Reliability Analysis and Optimization of a Reconfigurable Matching Network for Communication and Sensing Antennas in Dynamic Environments through Gaussian Process Regression.
Seppe Van BrandtKamil Yavuz KapusuzJoryan SennesaelSam LemeyPatrick Van TorreJo VerhaevertTanja Van HeckeHendrik RogierPublished in: Sensors (Basel, Switzerland) (2024)
During the implementation of the Internet of Things (IoT), the performance of communication and sensing antennas that are embedded in smart surfaces or smart devices can be affected by objects in their reactive near field due to detuning and antenna mismatch. Matching networks have been proposed to re-establish impedance matching when antennas become detuned due to environmental factors.

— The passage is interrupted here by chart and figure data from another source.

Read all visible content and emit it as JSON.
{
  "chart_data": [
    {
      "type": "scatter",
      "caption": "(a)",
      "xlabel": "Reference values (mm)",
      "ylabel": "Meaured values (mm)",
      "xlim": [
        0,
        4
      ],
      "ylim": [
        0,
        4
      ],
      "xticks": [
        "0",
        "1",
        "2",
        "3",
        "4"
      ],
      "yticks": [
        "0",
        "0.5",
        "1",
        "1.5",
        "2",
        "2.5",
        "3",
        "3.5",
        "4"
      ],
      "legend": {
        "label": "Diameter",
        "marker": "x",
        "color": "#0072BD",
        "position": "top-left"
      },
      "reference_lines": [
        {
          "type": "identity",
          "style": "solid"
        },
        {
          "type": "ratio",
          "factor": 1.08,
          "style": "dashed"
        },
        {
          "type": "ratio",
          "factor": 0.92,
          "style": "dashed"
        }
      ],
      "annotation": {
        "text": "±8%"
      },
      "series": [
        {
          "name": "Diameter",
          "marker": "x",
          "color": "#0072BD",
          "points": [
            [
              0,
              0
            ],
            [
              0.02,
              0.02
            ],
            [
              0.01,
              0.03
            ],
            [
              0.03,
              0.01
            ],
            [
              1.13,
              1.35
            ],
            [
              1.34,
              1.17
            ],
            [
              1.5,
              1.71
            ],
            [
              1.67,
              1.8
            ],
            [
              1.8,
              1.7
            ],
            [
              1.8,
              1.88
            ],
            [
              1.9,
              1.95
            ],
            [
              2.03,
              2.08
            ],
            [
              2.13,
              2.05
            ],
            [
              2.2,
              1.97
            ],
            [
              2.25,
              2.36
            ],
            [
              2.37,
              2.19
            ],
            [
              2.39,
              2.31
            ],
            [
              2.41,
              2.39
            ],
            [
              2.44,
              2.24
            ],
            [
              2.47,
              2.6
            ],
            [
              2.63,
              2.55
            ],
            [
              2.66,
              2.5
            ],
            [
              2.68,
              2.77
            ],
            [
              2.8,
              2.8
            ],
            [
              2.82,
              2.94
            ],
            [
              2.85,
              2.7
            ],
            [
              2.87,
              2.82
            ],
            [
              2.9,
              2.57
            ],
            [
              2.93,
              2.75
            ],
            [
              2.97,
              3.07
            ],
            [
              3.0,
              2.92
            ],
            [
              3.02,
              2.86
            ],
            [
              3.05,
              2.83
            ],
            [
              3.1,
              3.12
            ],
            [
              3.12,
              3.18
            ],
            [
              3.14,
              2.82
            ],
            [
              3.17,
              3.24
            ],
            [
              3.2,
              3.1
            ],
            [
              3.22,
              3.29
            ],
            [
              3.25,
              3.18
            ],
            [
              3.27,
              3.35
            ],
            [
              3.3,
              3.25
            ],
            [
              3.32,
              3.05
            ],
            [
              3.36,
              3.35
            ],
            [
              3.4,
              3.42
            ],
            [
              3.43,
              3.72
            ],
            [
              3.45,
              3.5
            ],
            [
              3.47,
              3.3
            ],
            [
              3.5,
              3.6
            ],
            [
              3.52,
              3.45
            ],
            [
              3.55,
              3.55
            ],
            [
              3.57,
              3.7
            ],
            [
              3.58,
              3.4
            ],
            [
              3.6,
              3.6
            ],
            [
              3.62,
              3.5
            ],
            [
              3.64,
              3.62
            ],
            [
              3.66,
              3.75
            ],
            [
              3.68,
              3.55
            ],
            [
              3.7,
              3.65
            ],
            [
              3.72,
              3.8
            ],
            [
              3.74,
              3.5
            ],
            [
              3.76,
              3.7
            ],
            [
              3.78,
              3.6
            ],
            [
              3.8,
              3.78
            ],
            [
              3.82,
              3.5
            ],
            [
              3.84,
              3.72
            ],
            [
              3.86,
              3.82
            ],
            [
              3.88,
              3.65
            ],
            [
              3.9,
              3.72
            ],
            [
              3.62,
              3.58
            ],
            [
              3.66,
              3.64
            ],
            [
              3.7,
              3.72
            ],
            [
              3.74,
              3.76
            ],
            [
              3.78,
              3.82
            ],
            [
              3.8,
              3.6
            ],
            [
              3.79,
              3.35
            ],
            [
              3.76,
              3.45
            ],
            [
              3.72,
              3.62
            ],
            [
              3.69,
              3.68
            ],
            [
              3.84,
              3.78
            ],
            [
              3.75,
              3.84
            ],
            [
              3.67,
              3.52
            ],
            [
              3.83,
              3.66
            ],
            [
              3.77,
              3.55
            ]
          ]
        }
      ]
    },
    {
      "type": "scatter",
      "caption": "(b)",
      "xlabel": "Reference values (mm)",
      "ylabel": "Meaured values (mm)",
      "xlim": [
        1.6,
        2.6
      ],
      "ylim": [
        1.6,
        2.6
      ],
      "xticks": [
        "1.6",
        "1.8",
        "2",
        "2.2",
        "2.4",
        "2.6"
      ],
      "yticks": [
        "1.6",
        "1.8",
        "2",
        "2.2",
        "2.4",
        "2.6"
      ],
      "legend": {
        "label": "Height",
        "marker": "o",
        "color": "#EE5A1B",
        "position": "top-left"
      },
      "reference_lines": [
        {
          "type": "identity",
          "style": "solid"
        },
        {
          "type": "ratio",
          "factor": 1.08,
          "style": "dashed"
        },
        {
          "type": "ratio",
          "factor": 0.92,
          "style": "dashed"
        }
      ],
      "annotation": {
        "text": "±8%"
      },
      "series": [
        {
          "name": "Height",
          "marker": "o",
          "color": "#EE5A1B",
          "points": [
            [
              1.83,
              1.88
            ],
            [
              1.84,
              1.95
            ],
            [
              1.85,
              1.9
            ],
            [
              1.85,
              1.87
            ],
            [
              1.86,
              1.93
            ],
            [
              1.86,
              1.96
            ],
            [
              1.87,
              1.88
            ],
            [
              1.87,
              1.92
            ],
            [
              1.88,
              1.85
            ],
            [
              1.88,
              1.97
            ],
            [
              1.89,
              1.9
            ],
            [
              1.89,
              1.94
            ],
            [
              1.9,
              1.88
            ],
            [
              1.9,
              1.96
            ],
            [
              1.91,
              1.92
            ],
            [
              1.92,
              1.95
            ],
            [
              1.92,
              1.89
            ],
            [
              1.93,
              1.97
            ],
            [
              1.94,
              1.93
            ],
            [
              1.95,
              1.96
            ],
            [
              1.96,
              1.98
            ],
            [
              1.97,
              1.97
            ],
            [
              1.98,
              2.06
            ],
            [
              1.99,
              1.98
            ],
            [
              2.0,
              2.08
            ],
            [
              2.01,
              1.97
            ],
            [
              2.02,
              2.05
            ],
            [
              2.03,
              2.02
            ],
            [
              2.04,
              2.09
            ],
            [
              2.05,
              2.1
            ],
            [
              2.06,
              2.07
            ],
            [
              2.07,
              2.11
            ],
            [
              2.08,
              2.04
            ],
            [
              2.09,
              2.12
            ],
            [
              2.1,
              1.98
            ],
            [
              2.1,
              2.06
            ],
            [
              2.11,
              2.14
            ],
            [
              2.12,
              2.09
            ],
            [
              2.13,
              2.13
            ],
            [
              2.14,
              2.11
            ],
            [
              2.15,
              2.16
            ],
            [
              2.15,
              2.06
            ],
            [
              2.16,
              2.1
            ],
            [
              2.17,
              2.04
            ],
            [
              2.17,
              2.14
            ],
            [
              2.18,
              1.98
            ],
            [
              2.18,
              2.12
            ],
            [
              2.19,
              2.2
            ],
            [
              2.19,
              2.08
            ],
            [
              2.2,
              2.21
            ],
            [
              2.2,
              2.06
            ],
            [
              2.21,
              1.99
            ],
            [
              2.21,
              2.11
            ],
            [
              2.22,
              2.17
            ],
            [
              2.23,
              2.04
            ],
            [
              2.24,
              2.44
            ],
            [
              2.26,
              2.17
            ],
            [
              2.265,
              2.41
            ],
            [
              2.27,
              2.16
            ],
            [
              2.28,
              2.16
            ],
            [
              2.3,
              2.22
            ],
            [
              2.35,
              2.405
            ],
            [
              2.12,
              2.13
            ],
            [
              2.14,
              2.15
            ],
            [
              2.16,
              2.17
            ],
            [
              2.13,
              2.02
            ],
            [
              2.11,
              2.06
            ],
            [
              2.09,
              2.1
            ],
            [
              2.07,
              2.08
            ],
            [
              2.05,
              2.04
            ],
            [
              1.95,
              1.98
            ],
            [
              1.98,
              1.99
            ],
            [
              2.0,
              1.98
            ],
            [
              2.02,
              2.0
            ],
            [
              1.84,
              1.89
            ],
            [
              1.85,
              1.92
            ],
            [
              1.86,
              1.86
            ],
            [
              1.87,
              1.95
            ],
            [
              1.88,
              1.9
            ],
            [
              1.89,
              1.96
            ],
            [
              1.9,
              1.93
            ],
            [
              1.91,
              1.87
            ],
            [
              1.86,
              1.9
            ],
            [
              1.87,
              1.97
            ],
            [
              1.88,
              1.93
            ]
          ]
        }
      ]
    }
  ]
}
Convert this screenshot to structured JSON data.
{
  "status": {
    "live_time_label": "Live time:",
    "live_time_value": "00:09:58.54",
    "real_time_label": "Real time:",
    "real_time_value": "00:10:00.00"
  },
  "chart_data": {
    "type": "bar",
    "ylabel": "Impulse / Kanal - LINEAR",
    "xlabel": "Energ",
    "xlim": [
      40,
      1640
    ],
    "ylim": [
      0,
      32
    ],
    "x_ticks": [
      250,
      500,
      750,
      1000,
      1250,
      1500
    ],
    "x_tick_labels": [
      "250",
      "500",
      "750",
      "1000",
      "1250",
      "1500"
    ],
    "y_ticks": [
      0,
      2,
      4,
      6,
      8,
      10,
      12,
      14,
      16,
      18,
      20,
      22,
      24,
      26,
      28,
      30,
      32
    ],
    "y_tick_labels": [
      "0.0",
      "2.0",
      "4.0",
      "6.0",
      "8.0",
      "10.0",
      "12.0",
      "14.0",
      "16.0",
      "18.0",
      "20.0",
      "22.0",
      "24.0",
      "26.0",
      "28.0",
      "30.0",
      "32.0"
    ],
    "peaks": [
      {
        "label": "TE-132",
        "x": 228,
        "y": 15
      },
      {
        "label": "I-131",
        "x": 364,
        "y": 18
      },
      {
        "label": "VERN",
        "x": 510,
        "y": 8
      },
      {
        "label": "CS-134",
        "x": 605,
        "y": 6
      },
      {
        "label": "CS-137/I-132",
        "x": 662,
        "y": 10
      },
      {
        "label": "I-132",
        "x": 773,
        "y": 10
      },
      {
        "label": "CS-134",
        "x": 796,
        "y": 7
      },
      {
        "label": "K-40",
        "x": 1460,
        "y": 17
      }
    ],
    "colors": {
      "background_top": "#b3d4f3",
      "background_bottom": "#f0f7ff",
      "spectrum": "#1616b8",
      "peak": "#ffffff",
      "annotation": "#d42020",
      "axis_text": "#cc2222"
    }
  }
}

In this work, the change in the reflection coefficient at the antenna, due to the presence of objects, is first characterized as a function of the frequency and object distance by applying Gaussian process regression on experimental data. Based on this characterization, for random object positions, it is shown through simulation that a dynamic environment can lower the reliability of a matching network by up to 90%, depending on the type of object, the probability distribution of the object distance, and the required bandwidth. As an alternative to complex and power-consuming real-time adaptive matching, a new, resilient network tuning strategy is proposed that takes into account these random variations. This new approach increases the reliability of the system by 10% to 40% in these dynamic environment scenarios.